Published online by Cambridge University Press: 05 June 2014
The arguments of the last chapter show that collective action by comfortable people in affluent societies could greatly diminish the demands benefiting the poor would make on them as individuals, and not simply because individuals might then be responsible only for their fractional contribution of the total amount redistributed. To the extent that people do things because others around them do – that is, to a great extent, as I have been arguing – having less constitutes a much smaller sacrifice if others also have less, for a variety of reasons we have seen. Thus, if people act together, we do not have to expect individuals to be saints or heroes to make huge inroads into alleviating poverty. And so we are forced neither to acknowledge onerous individual duties nor to minimize our moral responsibilities.

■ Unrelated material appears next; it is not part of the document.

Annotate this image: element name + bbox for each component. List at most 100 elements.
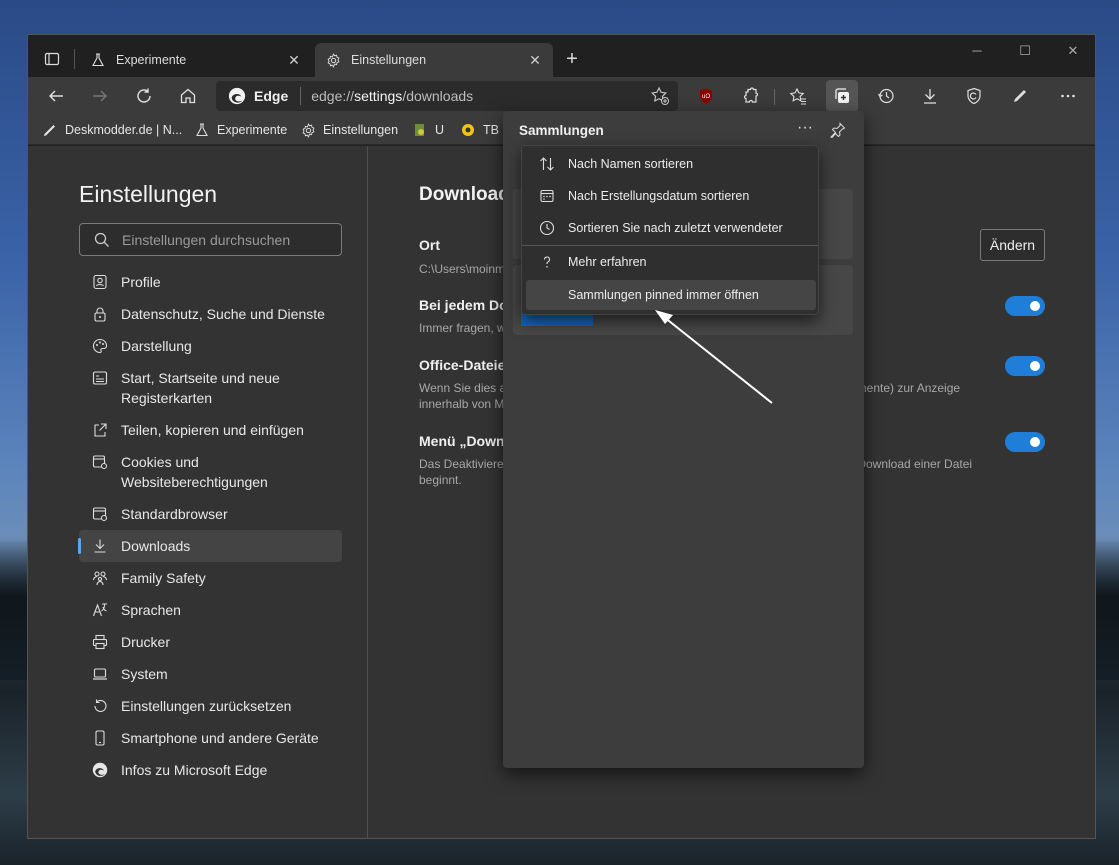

But these arguments about the significance of relative deprivation give rise to several puzzles. First, if well-being is so dependent on what others around you have, and assuming an equal distribution of goods is impossible, then the poor will always be with us. No matter what we do, there will be people at the bottom of the ladder, so what’s the point of attempting to eradicate poverty? Second, why should we benefit the global poor rather than the poor of our own (affluent) societies – who are, after all, “around us” in a way the faraway poor are not? On the other hand – third – even the poorest people in developed societies are rich by global standards. Does that mean they are not in fact really poor?